As penitências, os sacrifícios e os jejuns que faremos durante esta Santa Quaresma terão um valor de reparação e de expiação que nos merecerá, assim como aos nossos entes queridos, ao nosso próximo, à Pátria, à Igreja, ao mundo inteiro e às almas do Purgatório, aquelas Graças que só por si podem deter a ira de Deus Pai, porque ao unirmo-nos ao Sacrifício do Seu Filho transformaremos num tesouro sobrenatural o que Satanás nos causou a todos, induzindo-nos ao pecado com o desobedecer ao Senhor. Este tesouro restaurará a ordem quebrada, restaurará a justiça violada, reparará os pecados que cometemos em Adão e pessoalmente. Ao chaos infernal deve opor-se o kosmos divino; ao príncipe deste mundo, o Rei dos reis; ao orgulho, a humildade; à rebelião, a obediência. «Ora, foi para isto que fostes chamados, visto que Cristo também padeceu por vós, deixando-vos o exemplo, para que sigais os seus passos. […] Ele levou os nossos pecados no seu corpo, para que, mortos para o pecado, vivamos para a justiça: pelas suas chagas fostes curados» (1 Pe 2, 21-24).      

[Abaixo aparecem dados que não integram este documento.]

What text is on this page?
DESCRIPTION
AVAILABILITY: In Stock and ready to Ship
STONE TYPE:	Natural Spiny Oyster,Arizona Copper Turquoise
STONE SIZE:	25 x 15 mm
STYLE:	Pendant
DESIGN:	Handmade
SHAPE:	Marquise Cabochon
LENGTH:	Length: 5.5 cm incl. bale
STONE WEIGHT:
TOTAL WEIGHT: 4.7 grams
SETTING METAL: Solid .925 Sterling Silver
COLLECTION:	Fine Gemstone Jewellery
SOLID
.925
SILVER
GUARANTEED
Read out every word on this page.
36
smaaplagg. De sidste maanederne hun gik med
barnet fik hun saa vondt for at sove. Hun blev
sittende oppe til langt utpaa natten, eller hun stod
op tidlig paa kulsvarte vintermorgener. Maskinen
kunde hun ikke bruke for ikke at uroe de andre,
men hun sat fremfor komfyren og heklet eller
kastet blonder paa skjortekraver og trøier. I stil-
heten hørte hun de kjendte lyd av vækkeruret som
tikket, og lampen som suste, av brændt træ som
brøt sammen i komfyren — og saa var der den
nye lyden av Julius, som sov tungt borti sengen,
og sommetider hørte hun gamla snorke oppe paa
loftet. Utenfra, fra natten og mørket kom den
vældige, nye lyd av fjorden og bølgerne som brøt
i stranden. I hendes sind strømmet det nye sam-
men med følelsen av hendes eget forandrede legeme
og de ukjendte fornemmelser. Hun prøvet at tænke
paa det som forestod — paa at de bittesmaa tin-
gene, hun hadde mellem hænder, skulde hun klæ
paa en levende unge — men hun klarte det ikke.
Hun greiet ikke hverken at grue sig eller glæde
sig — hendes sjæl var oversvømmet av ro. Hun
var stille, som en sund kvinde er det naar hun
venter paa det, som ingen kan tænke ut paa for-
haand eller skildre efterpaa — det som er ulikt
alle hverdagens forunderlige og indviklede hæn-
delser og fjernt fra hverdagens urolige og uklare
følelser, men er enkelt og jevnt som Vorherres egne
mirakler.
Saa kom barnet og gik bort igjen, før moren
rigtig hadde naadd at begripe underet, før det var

Concluo esta meditação citando a Epístola da Missa da Quarta-feira de Cinzas: é retirada do livro do Profeta Joel e recorda-nos o papel de mediadores e intercessores dos sacerdotes na admoestação do povo de Deus e no chamá-lo à conversão. É um papel que muitos clérigos esqueceram, e que na verdade rejeitam, acreditando que é o legado de uma Igreja antiquada que está desfasada dos tempos, que ainda acredita que o Senhor deve ser “aplacado” com a penitência e o jejum.

«Tocai a trombeta em Sião, ordenai um jejum, proclamai uma reunião sagrada. Reuni o povo, purificai a assembleia, juntai os anciãos, congregai os pequeninos e os meninos de peito. Saia o esposo dos seus aposentos e a esposa do seu leito nupcial. Entre o pórtico e o altar chorem os sacerdotes e digam os ministros do Senhor: “Tem piedade do teu povo, Senhor, não transformes em ignomínia a tua herança, para que ela não se torne o escárnio dos povos! Porque diriam: ‘Onde está o seu Deus?’”. O Senhor encheu-se de zelo pelo seu país e teve compaixão do seu povo. O Senhor respondeu ao seu povo, dizendo: “Vou enviar-vos trigo, vinho e azeite, e deles sereis saciados. E nunca mais farei de vós uma ignomínia entre os povos”» (Jl 2, 15-19).   

Enquanto temos tempo, caros irmãos, peçamos piedade a Deus, imploremos o Seu perdão e reparemos os pecados cometidos. Porque chegará um dia em que o tempo da Misericórdia será cumprido e iniciar-se-á o da Justiça. Dies illa, dies iræ: calamitatis et miseriæ; dies magna et amara valde. Esse dia será um dia de ira: um dia de catástrofe e de miséria; um dia grande e verdadeiramente amargo. Nesse dia, o Senhor virá julgar o mundo com o fogo: judicare sæculum per ignem.  

Queira Deus que as admoestações de Nossa Senhora e dos Santos místicos possam induzir-nos, nesta hora de trevas, a convertermo-nos verdadeiramente, a reconhecer os nossos pecados, a vê-los absolvidos no Sacramento da Confissão, a expiá-los com jejuns e penitências. Para que o braço da Justiça de Deus seja travado por poucos, quando deveria cair sobre os muitos. Assim seja.